All releases are available here. Note after v0.2.0, if you choose to use Git, make sure use git clone --recursive to get the submodules.

You can also download with Curl using

$ curl -O $(curl -s https://api.github.com/repos/zwdzwd/biscuit/releases/latest | grep browser_download_url | grep release-source.zip | cut -d '"' -f 4)

The precompiled

$ # macOS
$ curl -O $(curl -s https://api.github.com/repos/zwdzwd/biscuit/releases/latest | grep browser_download_url | grep macOS | cut -d '"' -f 4)
$ # Linux
$ curl -O $(curl -s https://api.github.com/repos/zwdzwd/biscuit/releases/latest | grep browser_download_url | grep x86_64 | cut -d '"' -f 4)

Compile

If you download source code, BISCUIT can be compiled through,

$ unzip release.zip
$ cd biscuit-release
$ make

The created biscuit binary is the main entry point.

Usage

Index reference for alignment

biscuit index GRCh38.fa

The index of BISCUIT composed of the 2-bit packed reference (.bis.pac, .bis.amb, .bis.ann). The suffix array and FM-index of the parent strand (.par.bwt and .par.sa) and the daughter strand (.dau.bwt and .dau.sa).

Read alignment

The following snippet shows how BISCUIT can be used in conjunction with samtools to produce indexed alignment BAM file.
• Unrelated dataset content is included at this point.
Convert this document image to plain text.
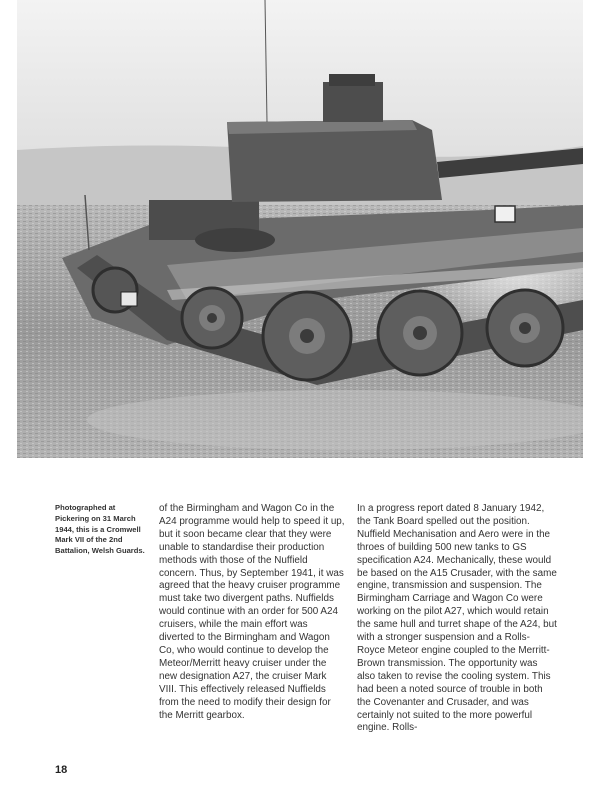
Photographed at Pickering on 31 March 1944, this is a Cromwell Mark VII of the 2nd Battalion, Welsh Guards.

of the Birmingham and Wagon Co in the A24 programme would help to speed it up, but it soon became clear that they were unable to standardise their production methods with those of the Nuffield concern. Thus, by September 1941, it was agreed that the heavy cruiser programme must take two divergent paths. Nuffields would continue with an order for 500 A24 cruisers, while the main effort was diverted to the Birmingham and Wagon Co, who would continue to develop the Meteor/Merritt heavy cruiser under the new designation A27, the cruiser Mark VIII. This effectively released Nuffields from the need to modify their design for the Merritt gearbox.

In a progress report dated 8 January 1942, the Tank Board spelled out the position. Nuffield Mechanisation and Aero were in the throes of building 500 new tanks to GS specification A24. Mechanically, these would be based on the A15 Crusader, with the same engine, transmission and suspension. The Birmingham Carriage and Wagon Co were working on the pilot A27, which would retain the same hull and turret shape of the A24, but with a stronger suspension and a Rolls-Royce Meteor engine coupled to the Merritt-Brown transmission. The opportunity was also taken to revise the cooling system. This had been a noted source of trouble in both the Covenanter and Crusader, and was certainly not suited to the more powerful engine. Rolls-

18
$ biscuit align -t 10 GRCh38.fa fastq1.fq.gz fastq2.fq.gz | samtools sort -T . -O bam -o output.bam
$ samtools index output.bam
$ samtools flagstat output.bam >output.bam.flagstat

See here for more information.

Visualize alignment

The tview subroutine colors the alignments in bisulfite mode. Here is a screenshot.
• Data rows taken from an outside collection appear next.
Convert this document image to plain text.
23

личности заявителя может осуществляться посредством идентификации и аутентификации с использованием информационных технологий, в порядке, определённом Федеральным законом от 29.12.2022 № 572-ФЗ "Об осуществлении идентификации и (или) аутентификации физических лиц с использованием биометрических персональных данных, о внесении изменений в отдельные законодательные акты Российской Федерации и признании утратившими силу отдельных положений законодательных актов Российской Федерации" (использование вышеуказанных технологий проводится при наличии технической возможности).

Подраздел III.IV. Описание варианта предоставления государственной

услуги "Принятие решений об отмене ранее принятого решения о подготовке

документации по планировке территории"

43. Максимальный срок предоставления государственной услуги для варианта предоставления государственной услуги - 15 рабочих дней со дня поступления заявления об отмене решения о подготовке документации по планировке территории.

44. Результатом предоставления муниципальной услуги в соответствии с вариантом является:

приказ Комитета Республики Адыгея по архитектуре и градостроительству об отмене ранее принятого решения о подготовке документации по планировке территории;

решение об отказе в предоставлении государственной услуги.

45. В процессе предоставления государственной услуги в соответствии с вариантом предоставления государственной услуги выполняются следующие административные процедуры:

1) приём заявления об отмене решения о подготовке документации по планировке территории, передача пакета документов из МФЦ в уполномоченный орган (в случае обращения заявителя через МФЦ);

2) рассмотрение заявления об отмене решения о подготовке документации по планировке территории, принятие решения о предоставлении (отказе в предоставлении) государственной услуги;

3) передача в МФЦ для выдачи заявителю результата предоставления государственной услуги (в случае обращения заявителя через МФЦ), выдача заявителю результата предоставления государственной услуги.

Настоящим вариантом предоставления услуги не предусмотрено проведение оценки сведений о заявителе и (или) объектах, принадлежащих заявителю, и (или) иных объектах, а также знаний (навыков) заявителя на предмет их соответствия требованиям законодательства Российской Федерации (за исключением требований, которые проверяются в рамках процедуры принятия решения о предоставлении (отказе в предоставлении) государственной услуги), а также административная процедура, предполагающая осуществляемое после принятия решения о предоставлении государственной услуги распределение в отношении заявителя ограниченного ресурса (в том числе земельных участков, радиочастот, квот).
$ biscuit tview -g chr19:7525080 input.bam ref.fa

Unlike samtools, in this subroutine, a reference fasta file is mandatory so that bisulfite conversion can be identified.

Mark duplicate reads

This step is optional. The mark duplicate of BISCUIT is bisulfite strand aware.

$ biscuit markdup input.bam output.bam

Pileup

Like samtools, BISCUIT extract DNA methylation as well as genetic information. The following shows how to produce a tabix-indexed VCF file.

$ biscuit pileup GRCh38.fa input.bam -o output.vcf -q 20
$ bgzip output.vcf
$ tabix -p vcf output.vcf.gz

Make bed files

The following extract CpG beta values from the VCF file.

$ biscuit vcf2bed -k 10 -t cg input.vcf.gz

-t can also take

  • snp - SNP information
  • c - all cytosines
  • hcg - HCG for NOMe-seq
  • gch - GCH for NOMe-seq

-e output sequence contexts.

QC your run

A bash script is provided to simplify QC procedure.

$ ./scripts/QC.sh -v input.vcf setup_file sample.name input.bam

generates QC information that can be picked up by MultiQC. Setup files for hg19, hg38 and mm10 are provided. Other genome builds can be built following the same format.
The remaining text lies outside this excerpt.